What is the z score associated with an attitude score of


1. a. Why might a researcher standardize scores?

b. You know that the mean of a distribution of attitude measures is 24.3, and its standard deviation is 4.7.  What is the Z score associated with an attitude score of 27.9?

2. a. A researcher wants to compare e-learning to classroom instruction in principles of life insurance.  Fifty trainees are assigned randomly to each type of training.

What is the researcher's null hypothesis?

b. What statistical test would you use, and why?

c. Why use a standard error rather than a standard deviation in your test?

d. The researcher wants to use a Type I error probability of p < .05 to test this null hypothesis.  Would you recommend a one-tailed or a two-tailed test? Why?

e. Assuming that classroom instruction yields a mean score that is statistically significantly higher than the mean score for the e-learning group, what does that mean?

3. a. A researcher in Hong Kong computes the correlation between the percentage of employee turnover and the local unemployment rate (also expressed as a percentage) over a 20-month period.  She obtains a value of minus 0.57.  What type of correlation did she most likely compute?

b. Test the value of -0.57 for statistical significance from zero at p <.01. What critical value did you use?

c. What is your interpretation of the value of 0.57?

d. The data were obtained at the level of the SAR.  Can the researcher assume that the correlation of -0.57 applies to her own employer?

4. a. A researcher wants to correlate gender with first-year earnings after graduation from college.  What type of correlation coefficient would you recommend, and why?

b. The researcher obtains a correlation of 0.198 in a sample of 102 recent graduates.  Test it for significance at p < .05. What critical value did you use? c.

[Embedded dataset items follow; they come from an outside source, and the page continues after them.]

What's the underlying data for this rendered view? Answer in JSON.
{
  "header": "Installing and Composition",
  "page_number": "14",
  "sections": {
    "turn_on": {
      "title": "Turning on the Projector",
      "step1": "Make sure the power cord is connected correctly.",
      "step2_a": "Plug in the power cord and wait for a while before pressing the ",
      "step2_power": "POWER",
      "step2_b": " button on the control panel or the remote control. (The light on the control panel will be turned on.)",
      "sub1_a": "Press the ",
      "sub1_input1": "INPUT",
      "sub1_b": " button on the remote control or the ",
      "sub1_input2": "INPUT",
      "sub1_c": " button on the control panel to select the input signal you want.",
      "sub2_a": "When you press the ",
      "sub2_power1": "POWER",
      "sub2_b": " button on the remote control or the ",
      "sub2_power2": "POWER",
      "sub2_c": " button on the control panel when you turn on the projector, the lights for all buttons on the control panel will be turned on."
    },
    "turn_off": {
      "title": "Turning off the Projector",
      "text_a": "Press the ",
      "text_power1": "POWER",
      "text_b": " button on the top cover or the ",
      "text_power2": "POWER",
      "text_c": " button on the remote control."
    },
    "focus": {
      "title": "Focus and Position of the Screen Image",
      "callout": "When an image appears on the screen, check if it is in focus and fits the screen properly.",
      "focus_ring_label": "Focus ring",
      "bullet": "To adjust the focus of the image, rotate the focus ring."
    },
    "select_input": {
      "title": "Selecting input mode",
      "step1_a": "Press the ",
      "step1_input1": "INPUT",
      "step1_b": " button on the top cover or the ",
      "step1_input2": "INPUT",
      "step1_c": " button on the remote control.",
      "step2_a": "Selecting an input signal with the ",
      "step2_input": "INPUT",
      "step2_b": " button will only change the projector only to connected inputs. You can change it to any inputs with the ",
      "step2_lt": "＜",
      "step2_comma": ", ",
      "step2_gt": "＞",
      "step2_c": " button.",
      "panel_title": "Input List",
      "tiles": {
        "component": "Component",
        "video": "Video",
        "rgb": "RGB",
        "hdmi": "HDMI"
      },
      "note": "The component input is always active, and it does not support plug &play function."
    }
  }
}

Interpret the statistical and practical significance of your result.

5. a. A researcher obtains the following correlations between customer satisfaction and retail sales in a sample of 75 customers at a retail store in Kowloon, and 75 other customers from the same-brand store in Central: 0.78 and .91. Are these values significantly different from each other at p < .05?

b. What is the average value of the correlations that the researcher obtained?

6. a. How is reliability different from validity?

b. If a researcher was not too concerned about errors of measurement due to different samples of items, but very concerned about errors of measurement due to the effects of time, what type of reliability coefficient would you recommend that she use?

c. You use split-half reliability to assess the reliability of a 70-item test, and obtain a value of .77. What would the reliability be if the test were twice as long?

7. a. Your friend just received a score of 360 from a Dental-School admission test. The test is scored so that it yields a mean score of 300 and a standard deviation of 75 points. You know from previous research that the reliability of the test is .94. He asks you for advice about whether he should retake the test.  Compute a 95 percent confidence interval for his test score, and use it to advise him about his future prospects.

b. You have just read that the Dental-School admission test described above yielded a predictive validity coefficient of .34 with supervisory ratings of potential after completion of the first year at dental school.  The reliability of these ratings is 0.67.  What is the estimated "true validity" of the Dental-School admission test?

8. a. In regression analysis, how is the total sums of squares (Y - Y-bar) useful to an analyst?

b. What does R2 tell the analyst?

c. What effect does the regression (Y- Y-hat) have on the sums of squares for error (SSE)?

d. In two-variable regression, how does one tell if it is worth it to compute a regression line?

9. a. Your boss chooses only extremely poor (or extremely good) performers to participate in a training program.  How are the outcomes of his decision likely to be affected by the phenomenon known as "regression toward the mean"?

b. In another department, a boss allows all employees (that is, a full range of performers) to attend the training. How are the outcomes of his decision likely to be affected by the same phenomenon?

10. You observe a correlation of -0.46 between the use of a child-care program and employee turnover.  However, you believe that the attitudes of the immediate supervisor might affect this relationship. 

Assuming that supervisory attitudes correlate .27 with use of the child-care program, and -0.56 with employee turnover, partial out the effects of supervisory attitudes on the relationship between the use of a child-care program and employee turnover. What is the value of the partial correlation?